Sickle Cell: The Battle for Disability Justice
Sept. 3, 2025

Context

  • The Rights of Persons with Disabilities (RPWD) Act, 2016 was introduced to safeguard dignity, equality, and inclusion for persons with disabilities in India, in line with the United Nations Convention on the Rights of Persons with Disabilities.
  • However, the revised guidelines issued in March 2024 to assess the disability status of individuals with sickle cell disease (SCD), beta thalassaemia, and related blood disorders highlight the persistent tension between intent and implementation.
  • While recognition of SCD under the Act represents progress, the exclusion of such conditions from employment reservations and the rigid certification process, undermine the law’s transformative potential.

The Legal Framework and Its Limits

  • The RPWD Act categorises persons with benchmark disabilities those with at least 40% impairment, as eligible for benefits such as free school education, development assistance, and quotas in public sector employment.
  • Yet this framework rests heavily on biomedical measurement, which often fails to reflect lived experiences.
  • The guidelines for SCD continue to rely on impairment scoring, privileging visible or easily quantifiable conditions while overlooking chronic, fluctuating, and invisible disabilities.
  • This narrow approach conflicts with the Act’s stated goal of recognising disability as not merely a medical condition but as a product of social and structural exclusion.
  • By failing to extend the 4% reservation in public sector jobs to individuals with SCD, the government has effectively diminished the value of acknowledging the condition under the Act.
  • The result is a form of symbolic recognition that does not translate into tangible protections.

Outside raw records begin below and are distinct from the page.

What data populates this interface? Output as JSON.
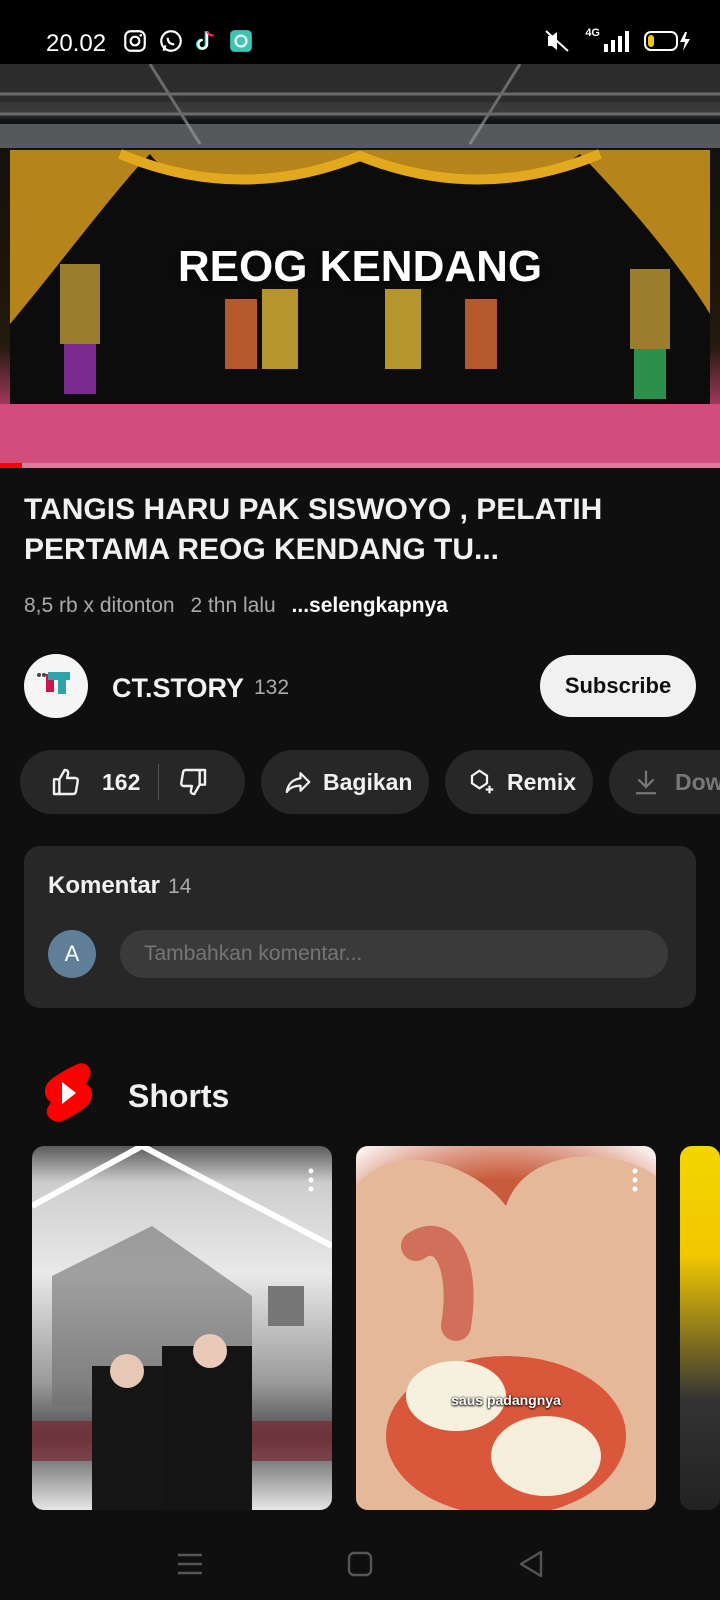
{
  "status_bar": {
    "time": "20.02",
    "network": "4G"
  },
  "video": {
    "overlay_text": "REOG KENDANG",
    "progress": 0.03
  },
  "details": {
    "title": "TANGIS HARU PAK SISWOYO , PELATIH PERTAMA REOG KENDANG TU...",
    "views": "8,5 rb x ditonton",
    "age": "2 thn lalu",
    "more": "...selengkapnya"
  },
  "channel": {
    "name": "CT.STORY",
    "subscribers": "132",
    "subscribe_label": "Subscribe"
  },
  "actions": {
    "likes": "162",
    "share": "Bagikan",
    "remix": "Remix",
    "download": "Download"
  },
  "comments": {
    "title": "Komentar",
    "count": "14",
    "avatar_letter": "A",
    "placeholder": "Tambahkan komentar..."
  },
  "shorts": {
    "title": "Shorts",
    "items": [
      {
        "caption": ""
      },
      {
        "caption": "saus padangnya"
      },
      {
        "caption": ""
      }
    ]
  },
  "colors": {
    "background": "#0f0f0f",
    "pill": "#272727",
    "shorts_red": "#ff0000"
  }
}
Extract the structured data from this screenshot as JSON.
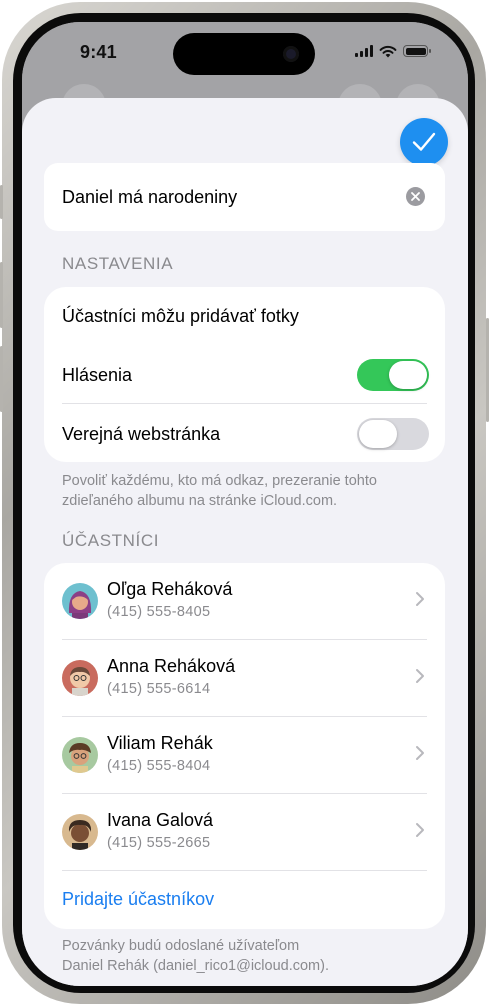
{
  "status_bar": {
    "time": "9:41"
  },
  "album": {
    "title": "Daniel má narodeniny"
  },
  "settings": {
    "header": "NASTAVENIA",
    "items": [
      {
        "label": "Účastníci môžu pridávať fotky"
      },
      {
        "label": "Hlásenia",
        "toggle": "on"
      },
      {
        "label": "Verejná webstránka",
        "toggle": "off"
      }
    ],
    "footnote": "Povoliť každému, kto má odkaz, prezeranie tohto zdieľaného albumu na stránke iCloud.com."
  },
  "participants": {
    "header": "ÚČASTNÍCI",
    "people": [
      {
        "name": "Oľga Reháková",
        "phone": "(415) 555-8405"
      },
      {
        "name": "Anna Reháková",
        "phone": "(415) 555-6614"
      },
      {
        "name": "Viliam Rehák",
        "phone": "(415) 555-8404"
      },
      {
        "name": "Ivana Galová",
        "phone": "(415) 555-2665"
      }
    ],
    "add_label": "Pridajte účastníkov",
    "invite_note_line1": "Pozvánky budú odoslané užívateľom",
    "invite_note_line2": "Daniel Rehák (daniel_rico1@icloud.com)."
  },
  "colors": {
    "accent": "#1a7ef0",
    "toggle_on": "#34c759",
    "done_button": "#1e8ff0"
  },
  "icons": [
    "checkmark-icon",
    "clear-icon",
    "chevron-right-icon",
    "wifi-icon",
    "signal-icon",
    "battery-icon"
  ]
}
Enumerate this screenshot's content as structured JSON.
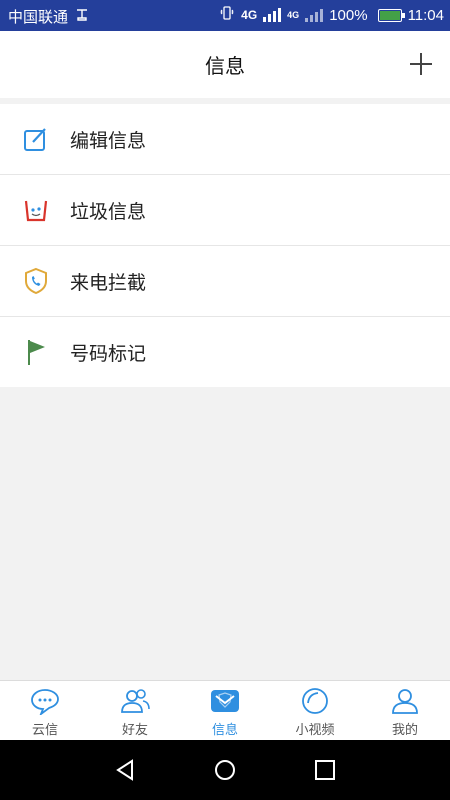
{
  "status": {
    "carrier": "中国联通",
    "network_4g_a": "4G",
    "network_4g_b": "4G",
    "battery": "100%",
    "time": "11:04"
  },
  "header": {
    "title": "信息"
  },
  "menu": [
    {
      "label": "编辑信息",
      "icon": "edit-icon"
    },
    {
      "label": "垃圾信息",
      "icon": "trash-icon"
    },
    {
      "label": "来电拦截",
      "icon": "shield-phone-icon"
    },
    {
      "label": "号码标记",
      "icon": "flag-icon"
    }
  ],
  "tabs": [
    {
      "label": "云信",
      "icon": "chat-bubble-icon"
    },
    {
      "label": "好友",
      "icon": "friends-icon"
    },
    {
      "label": "信息",
      "icon": "message-icon",
      "active": true
    },
    {
      "label": "小视频",
      "icon": "video-icon"
    },
    {
      "label": "我的",
      "icon": "profile-icon"
    }
  ],
  "colors": {
    "status_bg": "#243f9b",
    "accent": "#2f8fe0",
    "flag": "#4c8a4c",
    "trash_red": "#d9342b",
    "shield_gold": "#e0a93a"
  }
}
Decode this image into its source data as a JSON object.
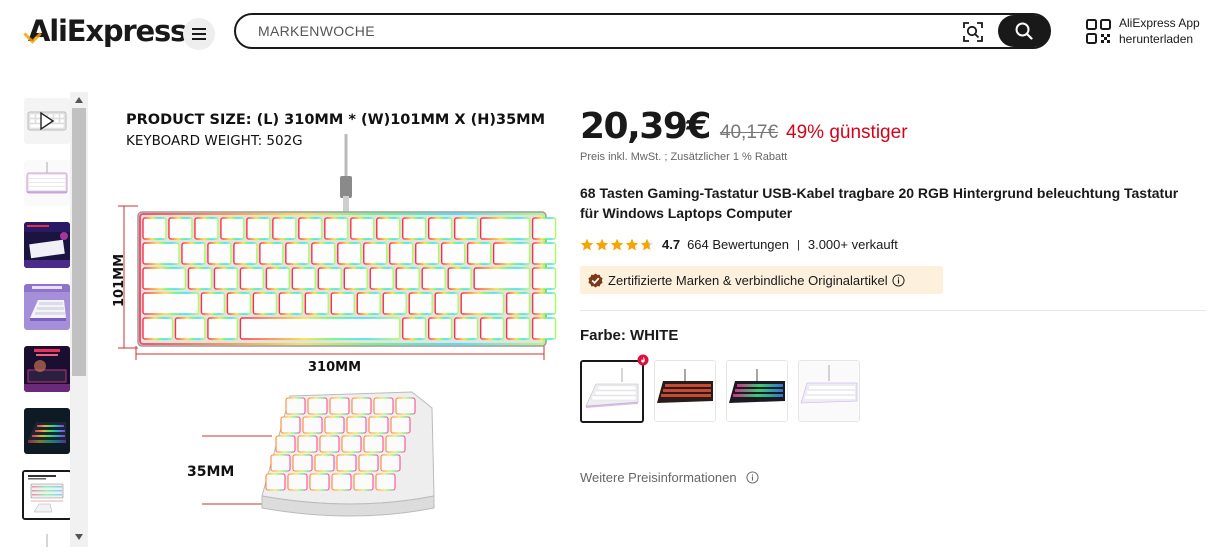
{
  "header": {
    "logo_text": "AliExpress",
    "search_placeholder": "MARKENWOCHE",
    "app_download_line1": "AliExpress App",
    "app_download_line2": "herunterladen"
  },
  "gallery": {
    "thumbnails": [
      {
        "label": "thumbnail-video"
      },
      {
        "label": "thumbnail-white-keyboard"
      },
      {
        "label": "thumbnail-lifestyle-1"
      },
      {
        "label": "thumbnail-purple-keyboard"
      },
      {
        "label": "thumbnail-lifestyle-2"
      },
      {
        "label": "thumbnail-rgb-keyboard"
      },
      {
        "label": "thumbnail-size-diagram"
      }
    ],
    "main_image": {
      "size_line": "PRODUCT SIZE: (L) 310MM * (W)101MM X (H)35MM",
      "weight_line": "KEYBOARD WEIGHT: 502G",
      "width_label": "310MM",
      "depth_label": "101MM",
      "height_label": "35MM"
    }
  },
  "product": {
    "price": "20,39€",
    "old_price": "40,17€",
    "discount": "49% günstiger",
    "tax_note": "Preis inkl. MwSt. ; Zusätzlicher 1 % Rabatt",
    "title": "68 Tasten Gaming-Tastatur USB-Kabel tragbare 20 RGB Hintergrund beleuchtung Tastatur für Windows Laptops Computer",
    "rating": "4.7",
    "rating_stars": 4.7,
    "reviews": "664 Bewertungen",
    "sold": "3.000+ verkauft",
    "certification": "Zertifizierte Marken & verbindliche Originalartikel",
    "color_label": "Farbe: WHITE",
    "more_price_info": "Weitere Preisinformationen"
  },
  "colors": {
    "accent_red": "#d3031c",
    "cert_bg": "#fdf0dc",
    "star": "#f7a300",
    "dark": "#191919"
  }
}
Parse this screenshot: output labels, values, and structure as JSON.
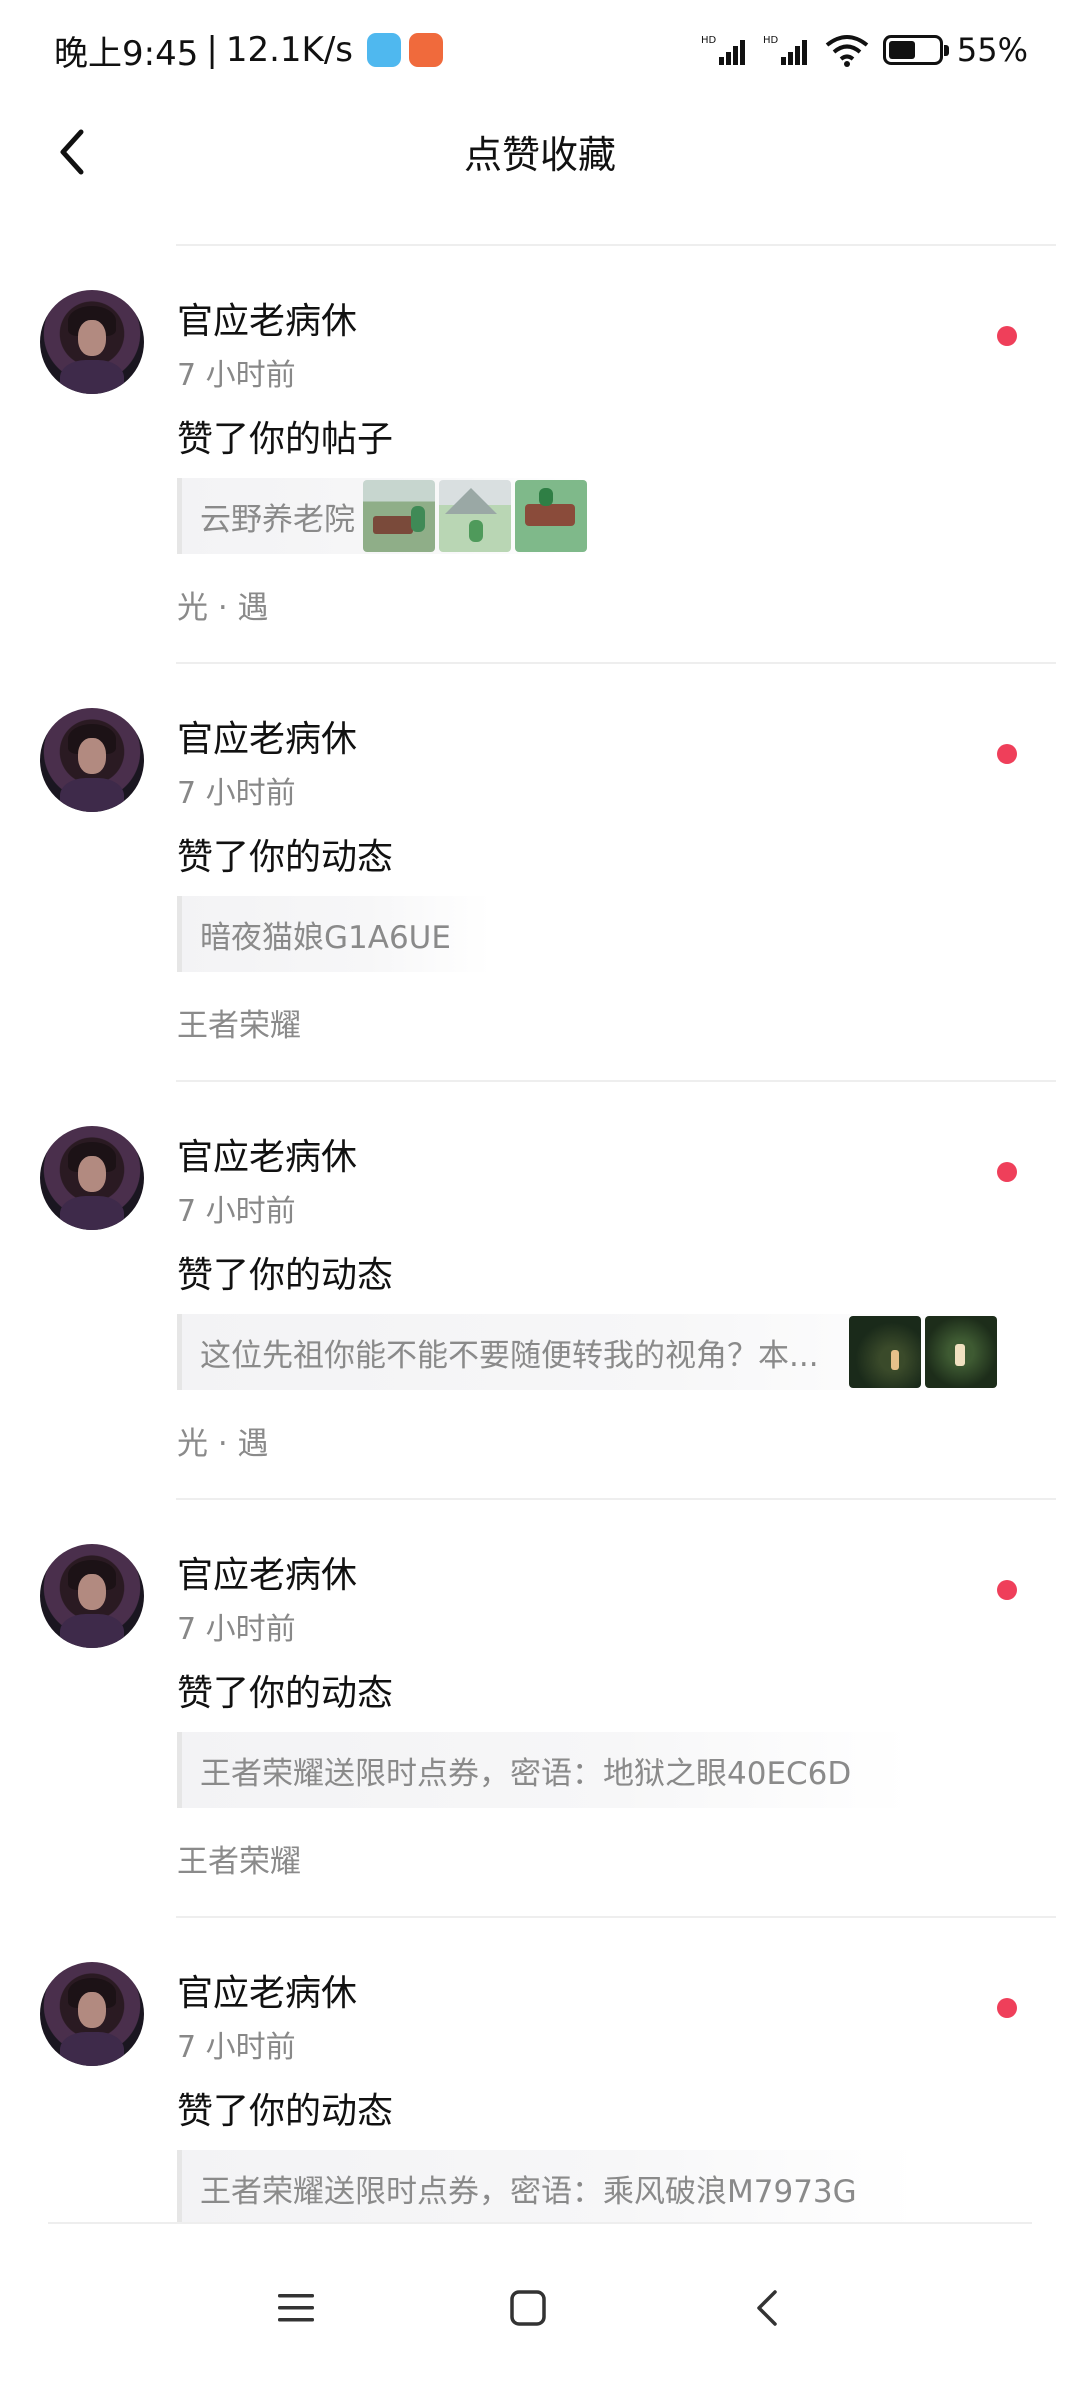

The Nature of Sickle Cell Disability and Barriers in Certification

  • The Nature of Sickle Cell Disability
    • SCD is a lifelong, painful, and disabling blood disorder that disproportionately affects marginalised Adivasi and Dalit communities.
    • Though its symptoms may not always be outwardly visible, the disease entails recurrent pain crises, anaemia, organ damage, and frequent hospitalisation from childhood onwards.
    • These episodes interrupt education, limit livelihood opportunities, and shorten life expectancy.
    • The social stigma surrounding the disease further compounds the challenges faced by affected individuals, making them vulnerable to discrimination in schooling, employment, and healthcare access.
  • Barriers in Certification
    • Certification is the gateway to most entitlements under the RPWD Act.
    • However, obtaining a disability certificate for SCD patients is fraught with difficulties.
    • Diagnosis requires confirmatory tests from government or accredited laboratories, followed by evaluation by a district medical authority.
    • The scoring system assigns points based on complications such as transfusion frequency, neurological impact, or degree of pain.
    • This mechanistic approach often excludes individuals whose disability manifests episodically or whose symptoms are primarily invisible.

Socioeconomic Consequences and the Way Forward

  • Socioeconomic Consequences
    • The inadequacies of the current framework have direct implications for education, employment, and poverty alleviation.
    • Children with SCD often miss school due to hospitalisation, while young adults face disrupted career trajectories and recurrent job losses because of painful episodes.
    • Despite this, the denial of job reservations under the RPWD Act deprives them of opportunities for stable livelihoods.
    • Economic exclusion is reinforced by gaps in social protection.
    • While income tax deductions and enhanced pension schemes exist for persons with certified disabilities, many SCD patients remain unable to access them due to restrictive scoring and certification hurdles.
    • This perpetuates a cycle of vulnerability in which health burdens and social disadvantage feed into one another.
  • The Way Forward: Towards a More Inclusive Framework
    • Several reforms are essential if the RPWD Act is to fulfil its promise of equality.
    • First, job reservations should be extended to individuals with SCD and other chronic blood disorders, recognising the condition as a significant lifelong disability.
    • Second, the certification process must be reformed to account for fluctuating and invisible disabilities.
    • Instead of rigid scoring systems, assessments should adopt a rights-based approach that considers the broader socioeconomic impact of chronic illness.
    • Third, outreach and support mechanisms must be strengthened for marginalised communities, ensuring that access to certification and entitlements does not depend on geographical or financial privilege.
    • These measures would align with the Act’s original spirit: moving away from a narrow medical lens and acknowledging disability as a product of social exclusion and systemic barriers.

Conclusion

  • The recognition of sickle cell disease under the RPWD Act marks an important step, but without substantive rights and protections, it risks becoming a hollow gesture.
  • By excluding SCD from employment reservations and relying on inaccessible certification processes, the state undermines the very principles of dignity, equality, and inclusion that the Act was meant to uphold.
  • Disability must be understood not only as an impairment but as a lived experience shaped by social, economic, and structural inequities.
  • For India’s disability rights framework to be truly inclusive, it must embrace chronic and invisible conditions such as SCD, ensuring that recognition translates into real, enforceable rights.